Вышла Палага, положила подбородок свой на плечо Матвея, как лошадь, и печально шептала в ухо ему:
— Миленький, — видно, и мне в монастырь идти, как матушке твоей…
Стучали в ворота, Матвей слышал стук, но не отпирал и никого не позвал. Выскочил из амбара весёлый Михайло и, словно козёл, прыгая по лужам, впустил во двор маленького, чёрного попа и высокого, рыжего дьячка; поп, подбирая рясу, как баба сарафан, громко ворчал:
— Священно-церковно-служителя зовут, а ворот не отпирают! Дикость!
Когда он вошёл в дом, Михайло, сладостно покрякивая, развязал пояс рубахи и начал прыгать на одном месте: дождь сёк его, а он тряс подол рубахи, обнажая спину, и ухал:
— Уухх-ты-ы! У-ухх! А-а!
Это было так вкусно, что Матвею тоже захотелось выскочить на дождь, но Михайло заметил его и тотчас же степенно ушёл в амбар.
«Отец помирает!» — напомнил себе юноша, но, прислушавшись к своим чувствам, не нашёл в них ничего яснее желания быть около Палаги.
Дождь переставал, тучи остановились над городом и, озаряемые голубоватым блеском отдалённых молний, вздрагивали, отряхая на грязную землю последние, скупые капли. Каркала ворона, похваливая дождь.
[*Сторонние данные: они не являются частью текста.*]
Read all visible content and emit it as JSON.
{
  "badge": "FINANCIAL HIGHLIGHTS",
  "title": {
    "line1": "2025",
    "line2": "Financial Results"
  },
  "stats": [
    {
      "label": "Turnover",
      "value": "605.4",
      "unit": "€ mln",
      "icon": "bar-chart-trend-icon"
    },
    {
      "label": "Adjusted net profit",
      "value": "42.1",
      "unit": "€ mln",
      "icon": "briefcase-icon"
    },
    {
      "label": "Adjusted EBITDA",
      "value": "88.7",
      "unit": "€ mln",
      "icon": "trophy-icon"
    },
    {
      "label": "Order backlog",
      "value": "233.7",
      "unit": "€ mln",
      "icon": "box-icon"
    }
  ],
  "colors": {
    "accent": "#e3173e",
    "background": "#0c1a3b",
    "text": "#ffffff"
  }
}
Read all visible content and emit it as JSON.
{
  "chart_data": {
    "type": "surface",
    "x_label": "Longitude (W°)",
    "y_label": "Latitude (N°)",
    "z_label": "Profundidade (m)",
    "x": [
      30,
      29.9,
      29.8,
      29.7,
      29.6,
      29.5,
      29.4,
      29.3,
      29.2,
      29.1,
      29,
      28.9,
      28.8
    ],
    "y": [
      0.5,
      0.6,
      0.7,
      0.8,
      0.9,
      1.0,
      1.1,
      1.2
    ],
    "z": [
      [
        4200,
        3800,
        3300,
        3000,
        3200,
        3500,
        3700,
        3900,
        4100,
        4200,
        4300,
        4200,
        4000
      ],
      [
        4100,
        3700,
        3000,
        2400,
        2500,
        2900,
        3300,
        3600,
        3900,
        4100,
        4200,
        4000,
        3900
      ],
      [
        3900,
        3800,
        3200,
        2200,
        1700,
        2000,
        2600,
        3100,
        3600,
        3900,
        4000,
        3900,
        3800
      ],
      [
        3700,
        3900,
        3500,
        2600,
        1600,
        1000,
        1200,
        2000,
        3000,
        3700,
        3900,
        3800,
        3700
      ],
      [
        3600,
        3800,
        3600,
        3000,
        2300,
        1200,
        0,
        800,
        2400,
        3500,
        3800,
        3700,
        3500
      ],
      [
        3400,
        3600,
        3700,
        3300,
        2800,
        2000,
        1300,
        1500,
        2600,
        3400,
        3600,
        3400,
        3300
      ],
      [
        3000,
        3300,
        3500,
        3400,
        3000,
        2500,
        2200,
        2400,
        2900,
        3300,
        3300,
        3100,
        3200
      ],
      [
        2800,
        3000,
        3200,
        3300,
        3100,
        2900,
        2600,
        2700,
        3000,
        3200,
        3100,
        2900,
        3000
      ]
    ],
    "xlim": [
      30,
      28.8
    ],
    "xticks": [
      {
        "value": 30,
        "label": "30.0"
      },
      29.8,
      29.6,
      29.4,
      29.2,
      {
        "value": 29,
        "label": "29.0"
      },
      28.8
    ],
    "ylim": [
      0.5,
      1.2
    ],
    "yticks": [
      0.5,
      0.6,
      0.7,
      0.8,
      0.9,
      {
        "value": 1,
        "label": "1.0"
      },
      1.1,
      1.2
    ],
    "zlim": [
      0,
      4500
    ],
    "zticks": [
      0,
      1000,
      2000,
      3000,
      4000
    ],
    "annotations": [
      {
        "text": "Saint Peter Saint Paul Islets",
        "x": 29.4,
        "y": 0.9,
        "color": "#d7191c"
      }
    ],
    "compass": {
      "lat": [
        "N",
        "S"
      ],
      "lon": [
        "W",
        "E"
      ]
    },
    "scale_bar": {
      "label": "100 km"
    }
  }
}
Снова долго стучали железной щеколдой и пинками в калитку, а в амбаре глухо спорили:
— Иди, отпирай!
— Я попу отпирал.
— Попу-то и я бы отпер…
— Иди, Ван!
— Яким, иди ты!
Сухой, угловатый Яким вылез из амбара, поглядел на лужи, обошёл одну, другую и попал в самую середину третьей, да так уж прямо, не спеша и не обходя грязи, и дошёл до ворот.